Palandöken Masaj Salonu Masöz Pelin
Palandöken Masaj Salonu
İş oluşturmaya çalışıyorum.” Peony ona dil çıkardı ve birkaç adım uzaklaşarak hurda yığınlarının içinde dans eder şeklinde dönmeye başladı. “Başka neler oldu? Her şeyi anlat. Ne dedi? Ne yaptı?” hiçbir şey,’ dedi Cinder. “yalnız benden androidini onarmamı istedi. -herhâlde internetteki her fan kulübüne de üyeydi- Cinder onun prense olan bu hayranlığını kendisinin de paylaşacağını hiç tahmin etmemişti. “belki de yağ lekesinin aslen bir ben olduğunu sanmıştır?” “Ben de,” dedi Iko. Cinder dişlerinin arasındaki feneri çıkardı ve dördüncü köşeye doğru süründü. “Sen ve Doğu Ulusları Topluluğu’ndaki bütün kızlar.” “Sanki sen evlenmezdin,” dedi Peony. Cinder manyeto bandı tutan son vidayı da gevşetirken bir cevap vermedi. Palandöken Masaj Salonu
Palandöken Masaj Salonu
“Dur da tahmin edeyim. Prens Kai aslına bakarsak Marslı mıymış? Veya dur, hayır… Aslına bakarsak bir eşlikçidroidden gayri resmi bir çocuk yapmış, değil mi?” “Eşlikçidroidler çocuk sahibi olabiliyor mu ki?” Palandöken Masaj Salonu “Hayır.” Peony püfleyerek gaslıne düşen bir parça saçı başka yana savurdu. “Eh, aslında daha bile fenasü. Dedikodulara nazaran prensin evleneceği kişi…” Sesini fısıltıya düşürdü. “Kraliçe Levana imiş.” “Kraliçe… ” Cinder olduğu yerde durdu ve sanki çöplüklerin içinde dolaşan birileri dinliyor olabilirmiş şeklinde eldivenli eliyle ağzını kapattı. Sonrasında elini çekti ama sesini alçalttı.
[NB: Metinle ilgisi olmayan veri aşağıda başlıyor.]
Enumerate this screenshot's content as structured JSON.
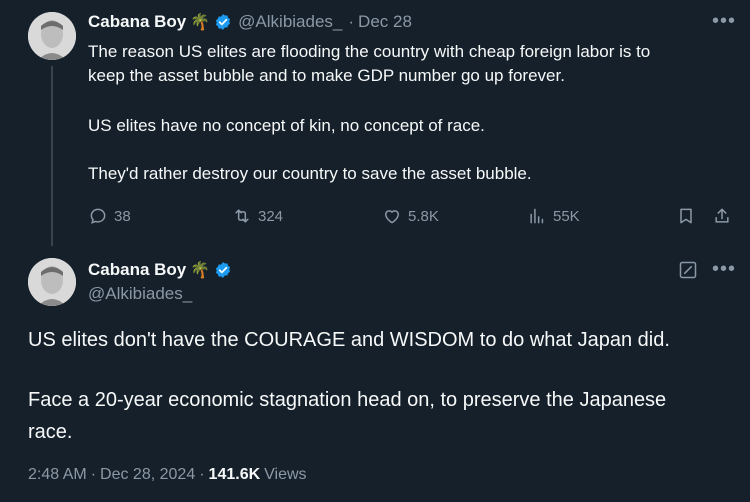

Ciddiyim Peony. Bu magazin haberleri, beyninin çürümesine yol açacak.” “Ben de inanmak istemiyorum fakat hepsi aynı şeyi söylüyor. Kraliçenin o cadı kılıklı elçisi de bu nedenle sarayda kalıyormuş, bir ittifak oluşturabilmek için. Bütün olay son aşama politik.” “Sanmıyorum. Prens Kai onunla asla evlenmez.” “Bunu bilemezsin.” ama biliyordu. Palandöken Masaj Salonu Cinder’ın siyaset hakkında pek bir bilgisi olmayabilirdi ama Prens Kai’nin, Kraliçe Levana ile evlenmek için bir sersem olması icap ettiğini iyi biliyordu. Cinder’ın gözü gökyüzünde duran aya takıldı ve kollarındaki tüylerin diken diken bulunduğunu hissetti. Aya bakmak, her zaman içini paranoyak hislerle doldururdu. Sanki orada yaşayan insanlar onu izliyor olabilirmiş ve eğer aya çok uzun süre bakarsa onların dikkatini üzerine çekebilirmiş gibi hissederdi kendini.